Emerging markets will likely to come out of this situation due to their continued high growth potential among other attributes. But for the first time in a long time, US funds may be slow to go to emerging markets. Since the US now finds itself with a 20% unemployment, pressure will increase among impact investors to invest in the US.  Currently approximately 80% of venture capital goes to California, New York and Massachusetts for example. Very little goes to places like Texas, Ohio and Georgia. Investors usually want to invest in nearby geographies, and at times like this, we should expect to see more money being invested in these “off-Broadway” markets—with a possible displacement effect vis-à-vis emerging markets, and especially those distant to the investors.  Maghreb, Levante, Turkey, Guatemala, Central America and Northern Latin America are much more likely to benefit from the shifts in the supply chain, as part of a move to increased resilience and a move away from pure globalization. 


Most governments are not in great fiscal shape. They are responding to COVID with increased expenditures and deferred taxation-financed by debt. While the fiscal health of most emerging market countries was better than the US and Europe, because they typically have debt to GDP ratios of 40% to 60%, these governments will likely have to borrow more as well—which may be difficult given the global debt markets and perceived currency risk. With high fiscal deficits, it is critically important to find ways to create wealth in emerging markets.  Unfortunately, it would seem that this will take some time. 


Another critically important issue also is the trade going forward, which is expected to get effected by the US-China, US-Europe, Europe-China conflicts on trade and corona virus matters.


Also, Brexit in the UK will continue to be an issue, where there is a timeline till the end of the year for the final agreement. It is hard for this to happen since there are many things to be handled till the end of the year and there is not enough time. However, the UK Government is inclined to postpone this because they feel like they can get a better deal out of it. EU on the other hand would like to postpone, because they want to withdraw more funds out of UK as long as they stay.


And there's an election in the US this year. Depending on what will be the case in November, if high unemployment and uncertainty continue through November, it may be difficult for President Trump to get re-elected. However, if vaccines are announced and economic growth will have recovered somewhat, he may yet win a second term.


Demand for Chinese products may decrease much more than expected as a result of China may be being perceived as the cause for the pandemic. A similar demand reduction happened after Second World War. American citizens didn’t buy Japanese products for quite a while. So, it's going to be very challenging for the next three to five years. 
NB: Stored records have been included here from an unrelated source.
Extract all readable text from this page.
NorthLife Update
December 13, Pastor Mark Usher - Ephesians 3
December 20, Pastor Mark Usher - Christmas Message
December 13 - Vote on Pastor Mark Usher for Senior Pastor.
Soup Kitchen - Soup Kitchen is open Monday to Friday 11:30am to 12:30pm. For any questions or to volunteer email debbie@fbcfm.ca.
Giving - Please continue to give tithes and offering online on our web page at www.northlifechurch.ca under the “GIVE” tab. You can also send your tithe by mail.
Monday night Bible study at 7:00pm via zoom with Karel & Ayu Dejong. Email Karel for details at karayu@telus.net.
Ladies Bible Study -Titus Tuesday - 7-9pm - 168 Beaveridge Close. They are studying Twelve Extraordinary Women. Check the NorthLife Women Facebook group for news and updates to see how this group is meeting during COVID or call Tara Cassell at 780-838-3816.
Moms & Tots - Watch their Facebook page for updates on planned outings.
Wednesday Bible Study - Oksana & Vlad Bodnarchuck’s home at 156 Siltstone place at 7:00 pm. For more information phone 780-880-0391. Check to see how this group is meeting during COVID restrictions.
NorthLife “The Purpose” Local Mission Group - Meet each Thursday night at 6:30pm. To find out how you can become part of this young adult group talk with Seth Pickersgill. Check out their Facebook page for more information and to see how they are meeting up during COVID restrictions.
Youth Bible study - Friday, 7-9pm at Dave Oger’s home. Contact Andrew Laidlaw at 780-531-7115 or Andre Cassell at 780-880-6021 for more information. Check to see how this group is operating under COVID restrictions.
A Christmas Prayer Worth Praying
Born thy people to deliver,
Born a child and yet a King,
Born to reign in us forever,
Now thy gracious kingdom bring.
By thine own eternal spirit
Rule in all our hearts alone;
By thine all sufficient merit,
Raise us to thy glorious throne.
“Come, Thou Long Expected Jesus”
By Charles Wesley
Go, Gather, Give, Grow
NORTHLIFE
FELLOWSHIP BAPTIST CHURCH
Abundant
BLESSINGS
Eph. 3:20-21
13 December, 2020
Emerging markets on the other hand, may not remain as a cluster. Investments from now on could be more considered on a country by country basis, rather than putting countries into clusters of having common growth or behavior patterns. 


Turkey is expected to be one of the beneficiaries of the potential shifts in the supply chain, with its strong manufacturing and servicing base especially for Europe. Manufacturing of essentials, food production, medical equipment, medicine and many more are expected to be positively affected. So, manufacturing, healthcare, logistics and ecommerce is expected to benefit from this crisis. Sectors like retail and commercial real estate are expected to be severely hit. 



Recap:


Though the recovery is going to take a long time, certainly not a V-shaped one, there will always be pockets of money chasing investments and many good investment opportunities. The ICT sector, essentials, food sector, cleaning products, medical equipment and the like are expected to offer good growth potential and will for sure attract investor appetite.